Pages

Follow our story from the start! - click "newer posts" at the end of each page

3.12.2011

On the run again...

A couple of days ago Debbie called Buddy to say she couldn't see the boys this weekend. That, in fact, she wouldn't be able to see them for the next 30 days. She wouldn't say why or where she was going. "What do I tell the kids?" he asked. She didn't know. That was that. Buddy contacted her parents, who knew nothing about it.

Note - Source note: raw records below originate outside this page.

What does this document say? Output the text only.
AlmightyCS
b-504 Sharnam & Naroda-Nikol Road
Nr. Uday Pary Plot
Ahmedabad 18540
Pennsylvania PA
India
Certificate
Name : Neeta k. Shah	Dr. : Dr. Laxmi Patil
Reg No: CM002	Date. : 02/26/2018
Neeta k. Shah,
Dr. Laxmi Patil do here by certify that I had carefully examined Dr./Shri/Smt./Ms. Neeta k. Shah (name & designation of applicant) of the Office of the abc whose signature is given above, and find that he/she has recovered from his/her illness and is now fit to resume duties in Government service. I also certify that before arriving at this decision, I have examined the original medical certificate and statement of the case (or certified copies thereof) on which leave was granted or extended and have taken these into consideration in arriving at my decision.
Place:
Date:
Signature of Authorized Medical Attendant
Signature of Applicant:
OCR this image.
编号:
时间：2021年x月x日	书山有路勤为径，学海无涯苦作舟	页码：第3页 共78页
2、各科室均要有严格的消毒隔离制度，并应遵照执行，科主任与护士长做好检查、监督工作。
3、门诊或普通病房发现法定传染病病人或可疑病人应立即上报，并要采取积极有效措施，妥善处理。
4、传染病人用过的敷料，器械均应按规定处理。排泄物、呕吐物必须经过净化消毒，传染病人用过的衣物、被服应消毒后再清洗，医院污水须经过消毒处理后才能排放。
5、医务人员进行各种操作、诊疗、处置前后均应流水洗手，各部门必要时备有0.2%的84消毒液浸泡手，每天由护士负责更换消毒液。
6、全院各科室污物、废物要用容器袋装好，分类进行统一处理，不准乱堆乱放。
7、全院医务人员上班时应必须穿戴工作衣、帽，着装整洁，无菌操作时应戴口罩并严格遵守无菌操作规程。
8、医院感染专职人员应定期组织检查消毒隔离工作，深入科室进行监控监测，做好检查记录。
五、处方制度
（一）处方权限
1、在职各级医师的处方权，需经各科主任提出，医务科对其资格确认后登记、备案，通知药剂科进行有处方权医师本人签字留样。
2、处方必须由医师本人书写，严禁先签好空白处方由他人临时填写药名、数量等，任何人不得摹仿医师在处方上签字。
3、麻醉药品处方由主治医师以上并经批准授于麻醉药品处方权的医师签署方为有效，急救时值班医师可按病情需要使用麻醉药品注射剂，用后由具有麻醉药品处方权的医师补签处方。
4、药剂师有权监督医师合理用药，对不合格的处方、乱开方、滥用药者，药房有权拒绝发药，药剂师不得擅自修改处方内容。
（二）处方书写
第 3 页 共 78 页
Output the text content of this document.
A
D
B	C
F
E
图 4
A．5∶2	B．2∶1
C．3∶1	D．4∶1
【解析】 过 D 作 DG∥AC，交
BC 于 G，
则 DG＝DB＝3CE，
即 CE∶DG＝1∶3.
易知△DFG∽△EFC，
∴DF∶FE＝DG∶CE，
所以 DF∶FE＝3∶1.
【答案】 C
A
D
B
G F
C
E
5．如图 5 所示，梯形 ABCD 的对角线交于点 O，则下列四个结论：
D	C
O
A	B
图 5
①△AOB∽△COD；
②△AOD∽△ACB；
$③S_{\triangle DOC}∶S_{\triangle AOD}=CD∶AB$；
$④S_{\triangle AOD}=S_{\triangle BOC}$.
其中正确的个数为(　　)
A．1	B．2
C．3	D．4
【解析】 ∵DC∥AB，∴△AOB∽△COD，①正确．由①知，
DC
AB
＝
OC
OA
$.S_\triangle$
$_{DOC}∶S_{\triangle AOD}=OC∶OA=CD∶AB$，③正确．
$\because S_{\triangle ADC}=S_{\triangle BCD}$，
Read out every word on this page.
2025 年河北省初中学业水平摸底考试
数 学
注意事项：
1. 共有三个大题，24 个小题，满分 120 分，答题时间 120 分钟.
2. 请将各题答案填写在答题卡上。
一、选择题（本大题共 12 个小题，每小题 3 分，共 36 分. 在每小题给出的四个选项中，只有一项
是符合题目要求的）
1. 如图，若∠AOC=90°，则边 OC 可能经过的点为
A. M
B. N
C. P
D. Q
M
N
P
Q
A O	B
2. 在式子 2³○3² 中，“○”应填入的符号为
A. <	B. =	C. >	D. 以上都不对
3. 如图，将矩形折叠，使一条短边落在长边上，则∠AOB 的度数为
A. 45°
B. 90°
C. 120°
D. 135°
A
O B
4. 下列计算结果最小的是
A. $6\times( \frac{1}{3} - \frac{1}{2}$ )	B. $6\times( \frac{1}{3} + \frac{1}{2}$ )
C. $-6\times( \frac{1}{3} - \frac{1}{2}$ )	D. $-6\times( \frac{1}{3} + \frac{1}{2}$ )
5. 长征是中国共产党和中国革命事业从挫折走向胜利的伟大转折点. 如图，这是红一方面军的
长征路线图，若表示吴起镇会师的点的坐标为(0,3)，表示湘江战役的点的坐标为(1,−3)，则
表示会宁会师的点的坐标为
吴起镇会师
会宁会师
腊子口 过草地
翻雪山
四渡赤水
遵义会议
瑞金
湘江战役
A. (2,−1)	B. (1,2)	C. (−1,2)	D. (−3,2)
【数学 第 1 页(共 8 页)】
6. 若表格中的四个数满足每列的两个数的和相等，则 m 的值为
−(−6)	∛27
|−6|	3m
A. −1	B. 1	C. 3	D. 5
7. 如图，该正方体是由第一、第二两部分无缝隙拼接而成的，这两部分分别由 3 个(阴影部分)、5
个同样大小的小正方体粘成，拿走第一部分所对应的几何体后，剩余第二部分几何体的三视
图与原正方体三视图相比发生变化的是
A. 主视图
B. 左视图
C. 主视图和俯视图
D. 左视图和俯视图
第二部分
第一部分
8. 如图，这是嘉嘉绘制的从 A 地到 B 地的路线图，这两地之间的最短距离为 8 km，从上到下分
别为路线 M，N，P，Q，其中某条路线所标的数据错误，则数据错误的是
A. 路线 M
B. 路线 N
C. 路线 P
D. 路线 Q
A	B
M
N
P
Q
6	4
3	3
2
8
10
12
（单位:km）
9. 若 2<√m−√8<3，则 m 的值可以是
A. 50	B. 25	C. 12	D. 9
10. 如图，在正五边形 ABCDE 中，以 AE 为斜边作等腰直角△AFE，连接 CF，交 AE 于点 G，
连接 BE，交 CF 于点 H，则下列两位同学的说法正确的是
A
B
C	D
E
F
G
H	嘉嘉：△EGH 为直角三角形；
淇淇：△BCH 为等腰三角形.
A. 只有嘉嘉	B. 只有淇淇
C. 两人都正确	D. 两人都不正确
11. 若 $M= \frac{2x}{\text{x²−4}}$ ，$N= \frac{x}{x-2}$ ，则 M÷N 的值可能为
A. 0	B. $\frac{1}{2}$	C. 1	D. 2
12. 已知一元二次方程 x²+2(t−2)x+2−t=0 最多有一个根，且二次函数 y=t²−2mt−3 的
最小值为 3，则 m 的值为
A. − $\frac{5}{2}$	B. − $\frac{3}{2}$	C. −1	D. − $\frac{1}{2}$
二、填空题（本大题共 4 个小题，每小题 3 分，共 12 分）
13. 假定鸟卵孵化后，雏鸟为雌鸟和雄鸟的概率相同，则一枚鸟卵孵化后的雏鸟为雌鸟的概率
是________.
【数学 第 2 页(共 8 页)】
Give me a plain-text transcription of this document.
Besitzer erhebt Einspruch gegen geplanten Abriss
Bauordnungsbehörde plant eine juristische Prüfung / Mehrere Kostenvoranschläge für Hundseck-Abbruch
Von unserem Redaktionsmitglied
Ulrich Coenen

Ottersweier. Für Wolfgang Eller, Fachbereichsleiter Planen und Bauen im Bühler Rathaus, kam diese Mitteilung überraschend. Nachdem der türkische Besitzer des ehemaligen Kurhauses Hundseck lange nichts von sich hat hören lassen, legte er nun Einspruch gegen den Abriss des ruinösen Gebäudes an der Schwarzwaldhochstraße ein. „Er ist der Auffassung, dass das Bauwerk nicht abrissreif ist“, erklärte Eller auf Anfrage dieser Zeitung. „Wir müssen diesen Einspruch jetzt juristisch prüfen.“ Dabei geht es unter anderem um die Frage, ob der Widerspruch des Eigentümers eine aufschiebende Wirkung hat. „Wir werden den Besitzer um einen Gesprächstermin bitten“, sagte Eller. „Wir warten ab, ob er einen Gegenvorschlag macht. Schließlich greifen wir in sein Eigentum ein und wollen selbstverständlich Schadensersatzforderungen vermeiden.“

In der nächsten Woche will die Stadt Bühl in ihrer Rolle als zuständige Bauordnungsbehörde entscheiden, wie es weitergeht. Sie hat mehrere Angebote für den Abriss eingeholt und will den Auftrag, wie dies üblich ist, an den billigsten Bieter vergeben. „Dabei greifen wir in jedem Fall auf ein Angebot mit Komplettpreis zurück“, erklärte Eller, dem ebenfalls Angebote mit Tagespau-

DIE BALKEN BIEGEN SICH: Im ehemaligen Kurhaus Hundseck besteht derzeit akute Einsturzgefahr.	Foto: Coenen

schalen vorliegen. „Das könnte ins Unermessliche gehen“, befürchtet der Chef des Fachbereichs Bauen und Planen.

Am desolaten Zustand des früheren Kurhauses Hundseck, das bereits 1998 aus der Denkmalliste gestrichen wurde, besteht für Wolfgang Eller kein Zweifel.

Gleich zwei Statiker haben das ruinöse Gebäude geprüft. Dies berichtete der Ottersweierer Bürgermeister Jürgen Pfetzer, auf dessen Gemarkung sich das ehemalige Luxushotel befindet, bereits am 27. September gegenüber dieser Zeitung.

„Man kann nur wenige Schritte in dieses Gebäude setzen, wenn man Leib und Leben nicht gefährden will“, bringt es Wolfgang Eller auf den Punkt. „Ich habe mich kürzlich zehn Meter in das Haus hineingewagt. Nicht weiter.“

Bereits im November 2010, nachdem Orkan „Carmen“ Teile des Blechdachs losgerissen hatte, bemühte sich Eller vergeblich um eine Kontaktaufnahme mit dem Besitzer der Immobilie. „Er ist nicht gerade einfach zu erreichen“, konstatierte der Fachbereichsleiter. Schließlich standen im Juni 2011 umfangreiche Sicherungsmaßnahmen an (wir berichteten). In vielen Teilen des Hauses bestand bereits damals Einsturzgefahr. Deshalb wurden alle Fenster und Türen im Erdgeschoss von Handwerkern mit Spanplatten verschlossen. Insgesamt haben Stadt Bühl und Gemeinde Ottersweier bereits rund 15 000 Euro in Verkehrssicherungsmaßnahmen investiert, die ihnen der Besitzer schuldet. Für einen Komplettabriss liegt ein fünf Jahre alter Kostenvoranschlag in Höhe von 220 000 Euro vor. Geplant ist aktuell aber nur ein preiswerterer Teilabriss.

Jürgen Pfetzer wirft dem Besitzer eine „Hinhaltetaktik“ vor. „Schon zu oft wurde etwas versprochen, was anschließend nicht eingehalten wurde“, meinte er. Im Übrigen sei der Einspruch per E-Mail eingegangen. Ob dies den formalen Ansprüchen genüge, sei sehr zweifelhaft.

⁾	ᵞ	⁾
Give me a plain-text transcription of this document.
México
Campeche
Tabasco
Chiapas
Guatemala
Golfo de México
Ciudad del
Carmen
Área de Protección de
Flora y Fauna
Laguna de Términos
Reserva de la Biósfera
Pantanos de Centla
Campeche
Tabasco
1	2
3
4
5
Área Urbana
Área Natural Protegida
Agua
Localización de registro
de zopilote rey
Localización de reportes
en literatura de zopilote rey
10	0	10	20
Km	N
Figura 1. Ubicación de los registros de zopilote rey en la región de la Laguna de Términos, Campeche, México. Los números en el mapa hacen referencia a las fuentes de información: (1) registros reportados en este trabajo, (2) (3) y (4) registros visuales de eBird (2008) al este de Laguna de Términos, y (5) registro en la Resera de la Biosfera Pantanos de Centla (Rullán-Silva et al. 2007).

Unfortunately, this is not new behavior for her. In the past when she couldn't deal, she'd uproot them and move at moment's notice. Middle of the night, after school, first thing in the morning, she's decide she'd had enough of whatever was going on and pack them up like luggage and disappear, usually to her parents, where Buddy would have to involve the police or the courts just to see his kids. This happened so often that the older boys had no security knowing where they would be one day to the next. The rug could be pulled out any moment. It was scary and created a good portion of their disassociation problems. The only difference this time is she can't drag them along with her.

We debated what to tell the boys. Without knowing the particulars it left a bad taste that led to unsavory conclusions. By last night, she hadn't called them and Buddy hadn't said anything, either. Gee, I wonder whose lap that left the odious task in? I related the facts as I knew them without any embellishment or drawing conclusions. Kit wiped silent tears and Tio wasn't too surprised but it still gave him a gut ache. He didn't care about seeing her so much but I'm sure it brought back a stack of ugly memories. Doc was too young to remember all the past moves so he was only disappointed. When Bud got home, he was still ready to give them half truths and shrugs.

These boys have grown up too fast in some ways and are still so very young in others. They've been lied to and manipulated all their lives. The least we can do is level with them. Since no one else has done such a crackerjack job with the truth, maybe it's time they be given a shot at it to sort out for themselves.

Being honest with kids about hard truth is tough. But the alternative is unacceptable.